Levrat Christian · Ständerat · 2020-03-03
Levrat Christian · Ständerat · Freiburg · Sozialdemokratische Fraktion · 2020-03-03
Wortprotokoll
Je vous remercie, Monsieur le président, de la flexibilité dont vous faites preuve pour adapter l'ordre du jour du conseil à mes difficultés d'intendance.
Je suis invité aujourd'hui à vous présenter un objet qui est un serpent de mer de la politique suisse, à savoir la question de l'abolition des droits de timbre. Un serpent de mer auquel nous allons encore permettre de vivre quelques années, très vraisemblablement, puisque la commission vous propose de suspendre le traitement de cet objet.

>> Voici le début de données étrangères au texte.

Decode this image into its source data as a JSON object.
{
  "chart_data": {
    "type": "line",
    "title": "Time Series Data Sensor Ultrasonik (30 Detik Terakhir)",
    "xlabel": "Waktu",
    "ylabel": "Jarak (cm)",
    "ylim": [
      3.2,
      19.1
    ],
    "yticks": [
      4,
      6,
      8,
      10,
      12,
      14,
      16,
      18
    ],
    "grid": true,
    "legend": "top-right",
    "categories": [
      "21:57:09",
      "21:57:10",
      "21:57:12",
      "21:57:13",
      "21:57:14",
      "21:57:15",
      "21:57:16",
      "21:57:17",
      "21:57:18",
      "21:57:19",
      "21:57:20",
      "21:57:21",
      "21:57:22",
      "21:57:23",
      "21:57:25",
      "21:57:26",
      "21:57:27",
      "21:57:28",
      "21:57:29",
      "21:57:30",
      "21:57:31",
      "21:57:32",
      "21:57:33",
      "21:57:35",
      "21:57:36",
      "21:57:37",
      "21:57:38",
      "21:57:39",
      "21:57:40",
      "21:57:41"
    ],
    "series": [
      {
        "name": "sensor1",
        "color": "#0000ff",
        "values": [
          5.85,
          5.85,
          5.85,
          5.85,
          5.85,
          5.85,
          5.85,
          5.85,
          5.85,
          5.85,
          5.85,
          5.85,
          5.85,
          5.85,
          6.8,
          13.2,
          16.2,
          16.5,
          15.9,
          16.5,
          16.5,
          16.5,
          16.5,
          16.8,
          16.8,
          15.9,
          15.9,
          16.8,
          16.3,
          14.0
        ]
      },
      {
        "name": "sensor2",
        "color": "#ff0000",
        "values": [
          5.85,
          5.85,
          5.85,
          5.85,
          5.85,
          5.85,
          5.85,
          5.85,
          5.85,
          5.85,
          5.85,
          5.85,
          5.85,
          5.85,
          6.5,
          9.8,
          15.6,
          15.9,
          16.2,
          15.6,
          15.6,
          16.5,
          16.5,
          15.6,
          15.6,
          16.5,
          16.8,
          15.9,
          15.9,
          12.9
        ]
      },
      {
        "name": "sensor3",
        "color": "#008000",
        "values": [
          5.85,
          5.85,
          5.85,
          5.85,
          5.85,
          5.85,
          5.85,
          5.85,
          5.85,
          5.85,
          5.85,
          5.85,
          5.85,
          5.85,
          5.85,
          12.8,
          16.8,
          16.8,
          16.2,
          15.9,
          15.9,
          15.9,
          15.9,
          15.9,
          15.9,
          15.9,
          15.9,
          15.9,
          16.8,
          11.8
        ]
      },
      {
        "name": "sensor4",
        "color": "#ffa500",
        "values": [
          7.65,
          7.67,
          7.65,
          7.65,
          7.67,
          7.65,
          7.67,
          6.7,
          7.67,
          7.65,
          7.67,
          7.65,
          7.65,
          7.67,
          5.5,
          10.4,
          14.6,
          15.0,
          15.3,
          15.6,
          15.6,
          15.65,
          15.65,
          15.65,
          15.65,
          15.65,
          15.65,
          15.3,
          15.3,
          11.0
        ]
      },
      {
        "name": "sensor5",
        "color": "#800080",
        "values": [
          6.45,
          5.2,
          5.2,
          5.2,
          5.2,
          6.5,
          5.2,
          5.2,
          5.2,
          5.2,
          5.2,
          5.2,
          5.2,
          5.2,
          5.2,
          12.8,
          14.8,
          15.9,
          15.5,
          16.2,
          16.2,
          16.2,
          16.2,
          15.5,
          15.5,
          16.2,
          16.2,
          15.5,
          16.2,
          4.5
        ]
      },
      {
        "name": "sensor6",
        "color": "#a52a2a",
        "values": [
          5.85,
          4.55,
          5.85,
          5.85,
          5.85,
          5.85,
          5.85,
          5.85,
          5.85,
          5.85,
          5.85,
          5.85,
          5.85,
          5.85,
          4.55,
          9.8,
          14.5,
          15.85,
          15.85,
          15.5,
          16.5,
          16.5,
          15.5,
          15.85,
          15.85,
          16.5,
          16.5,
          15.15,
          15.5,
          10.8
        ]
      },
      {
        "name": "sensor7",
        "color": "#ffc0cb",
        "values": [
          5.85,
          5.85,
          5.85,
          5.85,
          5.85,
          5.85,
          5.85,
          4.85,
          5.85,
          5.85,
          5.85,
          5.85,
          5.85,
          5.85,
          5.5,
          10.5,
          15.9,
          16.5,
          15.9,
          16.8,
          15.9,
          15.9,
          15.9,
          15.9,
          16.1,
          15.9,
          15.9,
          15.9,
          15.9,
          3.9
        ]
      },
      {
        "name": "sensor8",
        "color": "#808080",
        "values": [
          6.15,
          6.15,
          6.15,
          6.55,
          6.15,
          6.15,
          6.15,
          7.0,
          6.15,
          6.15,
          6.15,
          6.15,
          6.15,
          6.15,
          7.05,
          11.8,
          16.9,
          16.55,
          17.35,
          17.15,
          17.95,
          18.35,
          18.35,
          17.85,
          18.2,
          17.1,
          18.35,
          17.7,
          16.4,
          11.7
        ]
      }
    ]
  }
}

Si je prends malgré tout la parole, c'est parce qu'il m'a semblé utile de faire un état des lieux, parce que l'affaire est compliquée. Elle remonte à 2009, à une initiative parlementaire du groupe libéral-radical qui visait à la suppression du droit de timbre d'émission, du droit de timbre de négociation et de celui sur les primes d'assurance-maladie. Le droit de timbre d'émission représente approximativement 270 millions de francs de recettes fiscales. Le droit de timbre de négociation, quelque chose comme 220 millions et le droit de timbre sur les primes d'assurance-maladie, quelque chose comme 1,8 milliard.
En 2010 et 2011, les deux Commissions de l'économie et des redevances ont décidé de donner suite à cette initiative parlementaire au stade de l'examen préalable. Ceci dit, ce fut chaque fois avec un score extraordinairement serré, qui explique les difficultés auxquelles nous sommes confrontés depuis, puisque la commission du Conseil national, en 2010, a donné suite à cette initiative parlementaire, par 12 voix contre 11 et 1 abstention, et la commission de notre conseil, par 5 voix contre 4 et 3 abstentions.

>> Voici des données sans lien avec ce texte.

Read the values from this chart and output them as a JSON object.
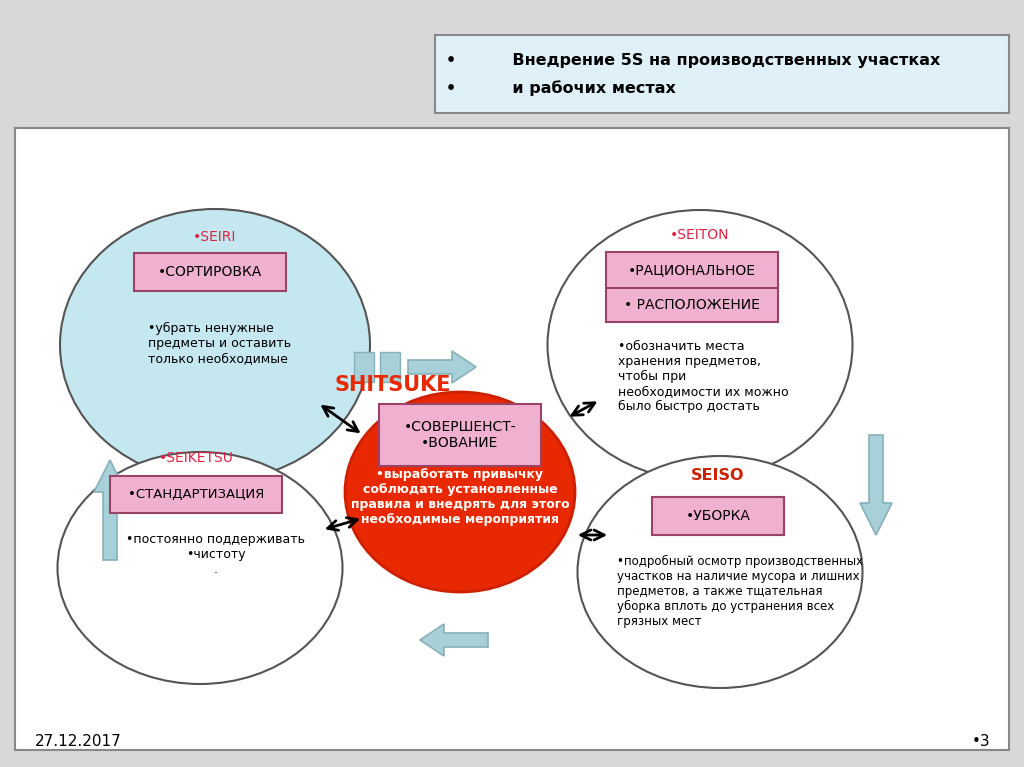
{
  "bg_color": "#d8d8d8",
  "main_bg": "#ffffff",
  "header_bg": "#dff0f8",
  "ellipse_tl_color": "#c5e8f0",
  "ellipse_tr_color": "#ffffff",
  "ellipse_bl_color": "#ffffff",
  "ellipse_br_color": "#ffffff",
  "ellipse_border": "#555555",
  "center_ellipse_color": "#e82800",
  "center_border": "#cc2000",
  "label_box_color": "#f0b0d0",
  "label_box_border": "#994466",
  "shitsuke_color": "#e82800",
  "date_text": "27.12.2017",
  "page_num": "•3",
  "seiri_label": "•SEIRI",
  "seiri_box": "•СОРТИРОВКА",
  "seiri_text": "•убрать ненужные\nпредметы и оставить\nтолько необходимые",
  "seiton_label": "•SEITON",
  "seiton_box1": "•РАЦИОНАЛЬНОЕ",
  "seiton_box2": "• РАСПОЛОЖЕНИЕ",
  "seiton_text": "•обозначить места\nхранения предметов,\nчтобы при\nнеобходимости их можно\nбыло быстро достать",
  "seiketsu_label": "•SEIKETSU",
  "seiketsu_box": "•СТАНДАРТИЗАЦИЯ",
  "seiketsu_text": "•постоянно поддерживать\n•чистоту\n.",
  "seiso_label": "SEISO",
  "seiso_box": "•УБОРКА",
  "seiso_text": "•подробный осмотр производственных\nучастков на наличие мусора и лишних\nпредметов, а также тщательная\nуборка вплоть до устранения всех\nгрязных мест",
  "center_box_text": "•СОВЕРШЕНСТ-\n•ВОВАНИЕ",
  "center_text": "•выработать привычку\nсоблюдать установленные\nправила и внедрять для этого\nнеобходимые мероприятия",
  "shitsuke_text": "SHITSUKE",
  "header_line1": "•          Внедрение 5S на производственных участках",
  "header_line2": "•          и рабочих местах",
  "arrow_color": "#a8d0d8",
  "arrow_edge": "#88b0b8"
}
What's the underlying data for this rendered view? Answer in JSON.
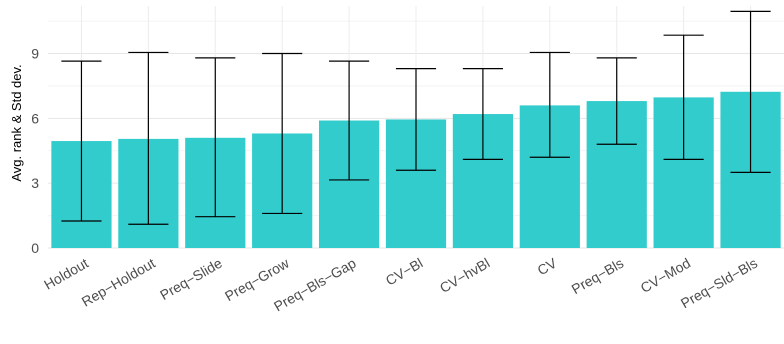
{
  "chart_data": {
    "type": "bar",
    "ylabel": "Avg. rank & Std dev.",
    "xlabel": "",
    "ylim": [
      0,
      11.2
    ],
    "yticks": [
      0,
      3,
      6,
      9
    ],
    "grid": true,
    "bar_color": "#33CCCC",
    "error_bar_color": "#000000",
    "categories": [
      "Holdout",
      "Rep−Holdout",
      "Preq−Slide",
      "Preq−Grow",
      "Preq−Bls−Gap",
      "CV−Bl",
      "CV−hvBl",
      "CV",
      "Preq−Bls",
      "CV−Mod",
      "Preq−Sld−Bls"
    ],
    "values": [
      4.95,
      5.05,
      5.1,
      5.3,
      5.9,
      5.95,
      6.2,
      6.6,
      6.8,
      6.97,
      7.23
    ],
    "error_low": [
      1.25,
      1.1,
      1.45,
      1.6,
      3.15,
      3.6,
      4.1,
      4.2,
      4.8,
      4.1,
      3.5
    ],
    "error_high": [
      8.65,
      9.05,
      8.8,
      9.0,
      8.65,
      8.3,
      8.3,
      9.05,
      8.8,
      9.85,
      10.95
    ]
  }
}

Confrontée à la nécessité d'élaborer ce projet en deuxième phase de traitement de l'initiative parlementaire, la CER-N a décidé, en 2011, de le scinder en trois parties distinctes: la première est consacrée au droit de timbre d'émission sur le capital propre; la deuxième, au droit de timbre de négociation; la troisième, au droit de timbre sur les primes d'assurance.
La commission a élaboré, en 2011, un projet uniquement sur le premier objet, à savoir le droit de timbre d'émission. Cet avant-projet a été soumis à une consultation. Il a même été adopté par le Conseil national en 2012. En 2013, il a été soumis à la CER-E, qui, à ce moment déjà, avait décidé de suspendre le traitement du projet 1 jusqu'à droit connu sur la Réforme de l'imposition des entreprises III, en l'occurrence sur le Projet fiscal 17 élaboré par la suite. Le projet 1 s'est donc trouvé suspendu par décision de la commission et du Conseil des Etats.
En 2014, et pour les mêmes motifs, la CER a suspendu les projets 2 et 3, qui portaient sur le droit de timbre de négociation et sur le droit de timbre sur les primes d'assurance. Elle ne les a repris qu'en 2019, lorsque le Projet fiscal 17 a été accepté par la population. Elle a mis en consultation, l'automne dernier, les projets 2 et 3 et vise à la suppression du droit de timbre sur les primes d'assurance et du droit de timbre de négociation. Cette consultation durera jusqu'au 23 avril de cette année, et la CER-N ne reprendra ses travaux sur cet objet qu'au cours du troisième trimestre de l'année.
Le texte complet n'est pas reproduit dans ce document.